Examples of how to get column index from column name with pandas:
Table of contents
- Create a dataframe with pandas
- Get column index from column name (Example 1 column name are unique)
- Example 2 column name are not unique but are adjacent to each other
- Example 3 column name are not unique and are not adjacent to each other
- Create a function to get indexes from column name
- References
Create a dataframe with pandas
Let's first create a simple dataframe with pandas:
import pandas as pd
import numpy as np
data = np.random.randint(10, size=(5,3))
columns = ['Score A','Score B','Score C']
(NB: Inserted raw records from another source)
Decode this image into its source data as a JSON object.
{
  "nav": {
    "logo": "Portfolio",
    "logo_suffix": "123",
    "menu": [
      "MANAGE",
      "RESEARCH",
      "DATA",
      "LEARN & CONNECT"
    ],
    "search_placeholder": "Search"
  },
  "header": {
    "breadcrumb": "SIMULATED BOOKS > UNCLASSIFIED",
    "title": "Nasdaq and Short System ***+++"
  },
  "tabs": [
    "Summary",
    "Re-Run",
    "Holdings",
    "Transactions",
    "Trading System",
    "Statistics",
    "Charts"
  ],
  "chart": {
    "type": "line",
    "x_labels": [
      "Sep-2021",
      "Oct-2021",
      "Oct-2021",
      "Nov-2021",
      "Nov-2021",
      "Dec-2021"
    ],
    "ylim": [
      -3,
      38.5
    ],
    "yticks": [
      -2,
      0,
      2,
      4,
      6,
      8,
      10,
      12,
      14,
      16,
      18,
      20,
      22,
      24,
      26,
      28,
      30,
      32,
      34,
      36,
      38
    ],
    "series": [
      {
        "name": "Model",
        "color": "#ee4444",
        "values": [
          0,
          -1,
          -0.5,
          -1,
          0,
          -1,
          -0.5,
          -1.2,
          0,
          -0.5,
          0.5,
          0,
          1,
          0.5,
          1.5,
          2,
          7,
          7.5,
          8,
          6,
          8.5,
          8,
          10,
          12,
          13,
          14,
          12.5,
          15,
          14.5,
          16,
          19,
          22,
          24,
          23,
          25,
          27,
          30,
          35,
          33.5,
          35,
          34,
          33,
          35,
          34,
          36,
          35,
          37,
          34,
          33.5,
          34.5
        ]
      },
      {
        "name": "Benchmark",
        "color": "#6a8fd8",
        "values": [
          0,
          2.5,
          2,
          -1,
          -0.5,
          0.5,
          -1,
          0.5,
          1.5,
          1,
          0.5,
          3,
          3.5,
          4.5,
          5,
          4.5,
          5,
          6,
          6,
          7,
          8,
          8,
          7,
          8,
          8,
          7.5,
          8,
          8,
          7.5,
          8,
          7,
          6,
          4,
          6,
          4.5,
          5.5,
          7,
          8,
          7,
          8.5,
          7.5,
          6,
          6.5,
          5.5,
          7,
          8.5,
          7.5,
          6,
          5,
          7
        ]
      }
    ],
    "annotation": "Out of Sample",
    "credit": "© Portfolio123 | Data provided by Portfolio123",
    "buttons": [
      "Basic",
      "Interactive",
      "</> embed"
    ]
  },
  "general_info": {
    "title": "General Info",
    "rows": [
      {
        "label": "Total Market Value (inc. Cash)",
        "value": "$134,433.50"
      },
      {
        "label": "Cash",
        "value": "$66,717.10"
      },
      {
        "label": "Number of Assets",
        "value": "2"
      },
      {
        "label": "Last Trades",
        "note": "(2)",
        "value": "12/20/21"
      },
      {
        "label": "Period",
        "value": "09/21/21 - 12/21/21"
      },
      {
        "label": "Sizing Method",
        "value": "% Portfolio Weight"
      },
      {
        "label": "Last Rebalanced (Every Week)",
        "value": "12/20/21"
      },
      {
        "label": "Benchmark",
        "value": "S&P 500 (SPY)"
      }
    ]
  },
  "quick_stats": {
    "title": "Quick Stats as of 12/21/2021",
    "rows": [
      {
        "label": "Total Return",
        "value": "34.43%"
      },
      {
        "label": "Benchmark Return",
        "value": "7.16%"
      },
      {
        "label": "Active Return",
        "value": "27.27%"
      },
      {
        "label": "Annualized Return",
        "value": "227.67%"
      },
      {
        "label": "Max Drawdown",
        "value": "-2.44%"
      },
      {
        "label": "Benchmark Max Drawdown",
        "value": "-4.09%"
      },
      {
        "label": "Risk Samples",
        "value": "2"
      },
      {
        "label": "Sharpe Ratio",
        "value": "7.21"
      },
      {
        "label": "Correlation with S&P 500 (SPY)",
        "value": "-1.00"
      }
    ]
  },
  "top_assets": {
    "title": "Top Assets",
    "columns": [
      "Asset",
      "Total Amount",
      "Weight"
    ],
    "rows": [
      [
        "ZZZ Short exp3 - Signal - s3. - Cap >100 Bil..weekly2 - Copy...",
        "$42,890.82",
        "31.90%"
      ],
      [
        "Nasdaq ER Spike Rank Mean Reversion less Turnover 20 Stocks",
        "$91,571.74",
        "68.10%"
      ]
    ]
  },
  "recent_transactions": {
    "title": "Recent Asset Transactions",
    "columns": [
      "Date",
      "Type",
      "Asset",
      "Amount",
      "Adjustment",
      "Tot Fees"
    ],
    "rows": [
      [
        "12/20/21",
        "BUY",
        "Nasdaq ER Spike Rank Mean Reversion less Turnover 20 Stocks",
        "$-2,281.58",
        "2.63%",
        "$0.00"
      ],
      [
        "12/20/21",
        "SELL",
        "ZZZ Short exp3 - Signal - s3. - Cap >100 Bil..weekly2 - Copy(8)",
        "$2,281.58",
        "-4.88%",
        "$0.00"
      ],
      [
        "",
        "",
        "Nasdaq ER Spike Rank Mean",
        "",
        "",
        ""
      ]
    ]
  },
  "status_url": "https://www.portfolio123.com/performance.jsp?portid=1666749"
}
df = pd.DataFrame(data=data,columns=columns)
print(df)
returns
Score A Score B Score C
0 3 5 6
1 8 1 5
2 3 5 3
3 3 4 6
4 4 6 7
Get column index from column name (Example 1 column name are unique)
To get the column index associated with a column name, a solution is to use get_loc(), example:
df.columns.get_loc("Score A")
gives
0
Column called "Score B"
df.columns.get_loc("Score B")
gives
1
Column called "Score C"
df.columns.get_loc("Score C")
gives
2
It is possible to create a dictionary with column name as key and associated index as value:
idx_dic = {}
for col in df.columns:
idx_dic[col] = df.columns.get_loc(col)
print(idx_dic)
gives
{'Score A': 0, 'Score B': 1, 'Score C': 2}
Example 2 column name are not unique but are adjacent to each other
Another example but here there are several adjacent columns with the same name called "Score C":
columns = ['Score A','Score B','Score C']
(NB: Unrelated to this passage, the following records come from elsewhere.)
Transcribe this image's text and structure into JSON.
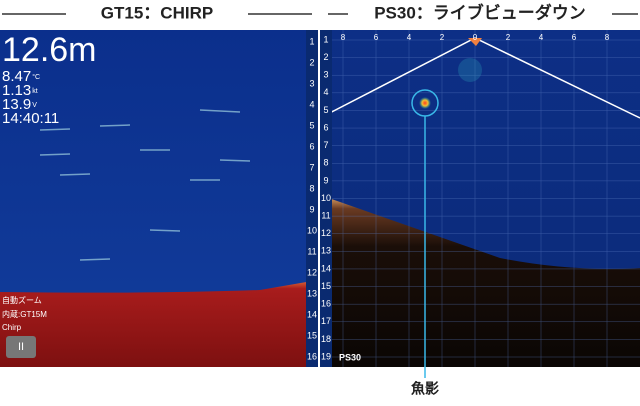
{
  "header": {
    "left_title": "GT15：CHIRP",
    "right_title": "PS30：ライブビューダウン"
  },
  "left_panel": {
    "depth": "12.6m",
    "readouts": [
      {
        "value": "8.47",
        "unit": "°C"
      },
      {
        "value": "1.13",
        "unit": "kt"
      },
      {
        "value": "13.9",
        "unit": "V"
      },
      {
        "value": "14:40:11",
        "unit": ""
      }
    ],
    "depth_scale": [
      "1",
      "2",
      "3",
      "4",
      "5",
      "6",
      "7",
      "8",
      "9",
      "10",
      "11",
      "12",
      "13",
      "14",
      "15",
      "16"
    ],
    "status": [
      "自動ズーム",
      "内蔵:GT15M",
      "Chirp"
    ],
    "pause_button": "II"
  },
  "right_panel": {
    "top_scale": [
      "8",
      "6",
      "4",
      "2",
      "0",
      "2",
      "4",
      "6",
      "8"
    ],
    "depth_scale": [
      "1",
      "2",
      "3",
      "4",
      "5",
      "6",
      "7",
      "8",
      "9",
      "10",
      "11",
      "12",
      "13",
      "14",
      "15",
      "16",
      "17",
      "18",
      "19"
    ],
    "label": "PS30"
  },
  "caption": "魚影"
}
df = pd.DataFrame(data=data,columns=columns)
data2 = np.random.randint(10, size=(5,1))
columns = ['Score C']
df_add = pd.DataFrame(data=data2,columns=columns)
df = pd.concat([df,df_add], axis=1)
df = pd.concat([df,df_add], axis=1)
print(df)
returns
Score A Score B Score C Score C Score C
0 3 5 6 3 3
1 8 1 5 1 1
2 3 5 3 3 3
3 3 4 6 2 2
4 4 6 7 7 7
then
df.columns.get_loc("Score C")
return a slice:
slice(2, 5, None)
Note To get the type
type(df.columns.get_loc("Score C"))
and to check the type with python:
isinstance(df.columns.get_loc("Score C"), slice)
returns here
True
Then to get a list of index associated with column "Score C", a solution is to do:
col_idx_slice = df.columns.get_loc("Score C")
col_idx_list = [i+col_idx_slice.start for i in range(col_idx_slice.stop-col_idx_slice.start) ]
col_idx_list
[2, 3, 4]
Example 3 column name are not unique and are not adjacent to each other
Another example, here there are several columns with the same name called "Score C" but not adjacent:
columns = ['Score A','Score B','Score C']
df = pd.DataFrame(data=data,columns=columns)
data2 = np.random.randint(10, size=(5,2))
columns = ['Score C','Score D']
df_add = pd.DataFrame(data=data2,columns=columns)
df = pd.concat([df,df_add], axis=1)
df = pd.concat([df,df_add], axis=1)
print(df)
returns
Score A Score B Score C Score C Score D Score C Score D
0 3 5 6 3 9 3 9
1 8 1 5 0 4 0 4
2 3 5 3 3 0 3 0
3 3 4 6 6 9 6 9
4 4 6 7 7 4 7 4
then
df.columns.get_loc("Score C")
returns an array:
array([False, False, True, True, False, True, False])
Note: check the type
type(df.columns.get_loc("Score C"))
numpy.ndarray
or
isinstance(df.columns.get_loc("Score C"), np.ndarray)
returns here:
True
To convert this boolean array to index just do:
np.where( df.columns.get_loc("Score C") )[0]
which returns
array([2, 3, 5])
and then to a list:
np.where( df.columns.get_loc("Score C") )[0].tolist()
returns
[2, 3, 5]
Create a function to get indexes from column name
Combine all 3 examples above to create a function that returns column index from column name:
Example of dataframe
Score A Score B Score C Score D Score D Score C
0 3 5 6 6 7 5
1 8 1 5 7 3 9
2 3 5 3 0 1 7
3 3 4 6 8 2 2
4 4 6 7 5 0 1
Solution
def get_column_index_list(column):
if type( df.columns.get_loc(column) ) == int:
col_index_list = []
col_index_list.append( df.columns.get_loc(column) )
if isinstance(df.columns.get_loc(column), slice):
col_index_list = [i+col_idx_slice.start for i in range(col_idx_slice.stop-col_idx_slice.start) ]
if isinstance(df.columns.get_loc(column), np.ndarray):
col_index_list = np.where( df.columns.get_loc(column) )[0].tolist()
return col_index_list
print( get_column_index_list('Score A') )
print( get_column_index_list('Score C') )
print( get_column_index_list('Score D') )
returns
[0]
[2, 5]
[3, 4]